Mit den frühen Sonnenstrahlen trafen wir endlich auf das langersehnte Festland. Das Krankenhaus war nicht allzu weit vom Hafen entfernt, sodass wir 24 Stunden nach dem Unfall endlich medizinische Hilfe bekamen. Erschöpft und unter starken Schmerzen erfuhr meine Freundin, dass ihre Wunde schon zu ausgetrocknet war, um genäht zu werden. Auch mit der gebrochenen Nase konnten die Ärzte nicht viel machen, dementsprechend kurz war unser Krankenhausbesuch.
Dies war der Wendepunkt unseres großen Abenteuers. Während unsere Herzen zur einsamen Insel zurückwollten, sagte die Vernunft etwas anderes. Wir waren hin- und hergerissen zwischen dem Mut, der uns auf dieses Abenteuer geführt hatte, und der Erkenntnis, dass wir gescheitert waren. Auch wenn dieses Missgeschick nicht unsere Schuld gewesen war, war ein Stück des Vertrauens in meine eigenen Fähigkeiten und auch in meine Selbsteinschätzung in den letzten 24 Stunden verloren gegangen. Der plötzliche Aufbruch hatte es für uns aussehen lassen, als wären wir nie vollkommen Herr der Lage gewesen. Dieses Gefühl der Hilflosigkeit und die Erkenntnis unserer Verletzlichkeit brachten uns dazu, einen alternativen Plan zu suchen. Und so entschlossen wir uns schweren Herzens, Indonesien erst mal zu verlassen und an die Ostküste Australiens zurückzukehren.
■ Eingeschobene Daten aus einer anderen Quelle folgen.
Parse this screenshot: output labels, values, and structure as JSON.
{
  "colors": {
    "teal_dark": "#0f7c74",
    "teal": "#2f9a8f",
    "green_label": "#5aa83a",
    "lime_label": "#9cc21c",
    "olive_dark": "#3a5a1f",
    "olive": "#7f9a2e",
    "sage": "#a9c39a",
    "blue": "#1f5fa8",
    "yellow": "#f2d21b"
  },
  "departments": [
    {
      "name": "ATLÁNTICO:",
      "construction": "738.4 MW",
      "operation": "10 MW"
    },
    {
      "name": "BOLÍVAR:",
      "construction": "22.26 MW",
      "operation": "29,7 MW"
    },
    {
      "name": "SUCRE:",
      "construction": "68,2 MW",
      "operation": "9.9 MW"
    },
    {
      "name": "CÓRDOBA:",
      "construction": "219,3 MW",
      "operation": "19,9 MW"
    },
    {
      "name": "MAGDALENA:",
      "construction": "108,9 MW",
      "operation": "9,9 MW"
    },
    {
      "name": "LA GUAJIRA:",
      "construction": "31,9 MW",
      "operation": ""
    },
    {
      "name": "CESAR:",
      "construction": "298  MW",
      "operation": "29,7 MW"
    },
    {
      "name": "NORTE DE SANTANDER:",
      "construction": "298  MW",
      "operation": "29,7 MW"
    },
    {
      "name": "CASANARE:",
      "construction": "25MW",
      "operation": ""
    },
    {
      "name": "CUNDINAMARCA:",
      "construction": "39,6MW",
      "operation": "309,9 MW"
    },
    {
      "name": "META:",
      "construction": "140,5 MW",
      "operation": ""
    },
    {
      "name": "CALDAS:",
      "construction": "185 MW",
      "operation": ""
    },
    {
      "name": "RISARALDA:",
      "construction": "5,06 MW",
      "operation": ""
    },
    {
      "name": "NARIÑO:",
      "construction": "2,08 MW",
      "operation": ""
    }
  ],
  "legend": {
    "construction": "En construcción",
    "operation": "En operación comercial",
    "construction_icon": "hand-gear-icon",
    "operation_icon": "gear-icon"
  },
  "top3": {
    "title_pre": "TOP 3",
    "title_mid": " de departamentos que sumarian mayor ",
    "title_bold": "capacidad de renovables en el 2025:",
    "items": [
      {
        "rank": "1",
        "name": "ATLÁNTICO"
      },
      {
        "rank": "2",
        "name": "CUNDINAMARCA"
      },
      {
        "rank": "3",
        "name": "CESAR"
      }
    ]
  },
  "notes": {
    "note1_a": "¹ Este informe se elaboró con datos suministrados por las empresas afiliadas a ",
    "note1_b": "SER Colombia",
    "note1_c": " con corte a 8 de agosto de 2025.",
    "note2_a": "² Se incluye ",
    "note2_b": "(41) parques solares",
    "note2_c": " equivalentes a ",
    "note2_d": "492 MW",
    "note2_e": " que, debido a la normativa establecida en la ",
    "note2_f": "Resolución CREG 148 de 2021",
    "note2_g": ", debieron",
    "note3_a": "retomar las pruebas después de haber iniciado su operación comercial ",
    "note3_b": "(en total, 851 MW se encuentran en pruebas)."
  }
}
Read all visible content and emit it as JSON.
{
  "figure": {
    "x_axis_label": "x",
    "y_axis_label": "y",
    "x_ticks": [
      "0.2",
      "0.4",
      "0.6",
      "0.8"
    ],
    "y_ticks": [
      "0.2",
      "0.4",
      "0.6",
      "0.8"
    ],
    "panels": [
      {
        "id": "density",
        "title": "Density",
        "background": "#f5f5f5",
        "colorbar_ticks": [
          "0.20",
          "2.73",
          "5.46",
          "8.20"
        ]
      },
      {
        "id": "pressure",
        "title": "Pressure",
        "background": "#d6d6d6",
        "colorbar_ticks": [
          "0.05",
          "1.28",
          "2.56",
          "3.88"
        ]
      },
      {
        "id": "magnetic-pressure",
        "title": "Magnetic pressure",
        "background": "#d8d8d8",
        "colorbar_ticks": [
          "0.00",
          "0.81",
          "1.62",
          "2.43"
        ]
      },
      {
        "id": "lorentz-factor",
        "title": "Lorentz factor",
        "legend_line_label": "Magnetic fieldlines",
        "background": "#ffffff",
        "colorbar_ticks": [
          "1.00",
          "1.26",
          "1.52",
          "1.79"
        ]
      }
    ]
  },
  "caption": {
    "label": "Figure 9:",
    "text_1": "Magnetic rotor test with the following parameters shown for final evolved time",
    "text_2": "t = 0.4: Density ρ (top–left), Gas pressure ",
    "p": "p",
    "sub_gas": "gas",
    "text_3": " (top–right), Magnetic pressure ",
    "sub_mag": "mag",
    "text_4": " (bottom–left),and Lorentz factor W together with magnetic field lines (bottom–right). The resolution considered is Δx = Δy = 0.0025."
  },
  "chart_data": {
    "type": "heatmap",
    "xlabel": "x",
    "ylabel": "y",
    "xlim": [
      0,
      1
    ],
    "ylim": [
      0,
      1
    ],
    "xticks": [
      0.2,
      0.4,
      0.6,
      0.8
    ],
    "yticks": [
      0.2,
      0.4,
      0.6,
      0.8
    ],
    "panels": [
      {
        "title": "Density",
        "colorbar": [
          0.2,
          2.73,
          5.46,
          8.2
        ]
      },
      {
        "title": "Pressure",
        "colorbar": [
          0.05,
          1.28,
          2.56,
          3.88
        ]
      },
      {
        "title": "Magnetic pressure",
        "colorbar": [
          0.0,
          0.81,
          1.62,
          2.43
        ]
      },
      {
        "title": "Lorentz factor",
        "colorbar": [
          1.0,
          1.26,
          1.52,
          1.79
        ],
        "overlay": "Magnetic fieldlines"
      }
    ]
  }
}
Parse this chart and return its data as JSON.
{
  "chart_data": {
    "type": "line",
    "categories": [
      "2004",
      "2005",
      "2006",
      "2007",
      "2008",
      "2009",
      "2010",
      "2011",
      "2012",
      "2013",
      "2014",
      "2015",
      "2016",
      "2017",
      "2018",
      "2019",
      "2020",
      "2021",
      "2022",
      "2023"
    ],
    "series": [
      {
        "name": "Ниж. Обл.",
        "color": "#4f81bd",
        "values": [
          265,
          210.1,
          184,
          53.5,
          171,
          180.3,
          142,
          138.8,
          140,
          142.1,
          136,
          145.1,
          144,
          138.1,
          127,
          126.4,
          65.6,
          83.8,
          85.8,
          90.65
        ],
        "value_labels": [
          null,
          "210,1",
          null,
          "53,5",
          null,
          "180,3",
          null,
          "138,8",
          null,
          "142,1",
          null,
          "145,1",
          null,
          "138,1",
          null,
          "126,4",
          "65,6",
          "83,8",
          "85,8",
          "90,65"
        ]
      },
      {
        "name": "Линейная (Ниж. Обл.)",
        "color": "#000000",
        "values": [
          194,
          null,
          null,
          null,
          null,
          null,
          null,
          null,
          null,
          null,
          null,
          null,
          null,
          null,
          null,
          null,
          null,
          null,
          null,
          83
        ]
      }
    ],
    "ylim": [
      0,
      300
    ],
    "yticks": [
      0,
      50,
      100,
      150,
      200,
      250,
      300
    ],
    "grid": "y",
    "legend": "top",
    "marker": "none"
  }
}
Es war wie die Rückkehr in einen sicheren und gleichzeitig langweiligen Hafen, als wir uns nur Tage später in der Zivilisation Australiens wiederfanden. In diesem Moment war ich mir nicht gewiss, was als Nächstes kommen würde. Ich fühlte mich weit entfernt von mir selbst, denn in Gedanken war ich noch immer in Indonesien und stellte mir vor, was wir noch alles hätten erleben können, wenn wir geblieben wären. Das ernüchternde Ende unseres Abenteuers schien den wundervollen Erfahrungen, die diese kleine Insel in mein Leben gebracht hatte, nicht gerecht zu werden.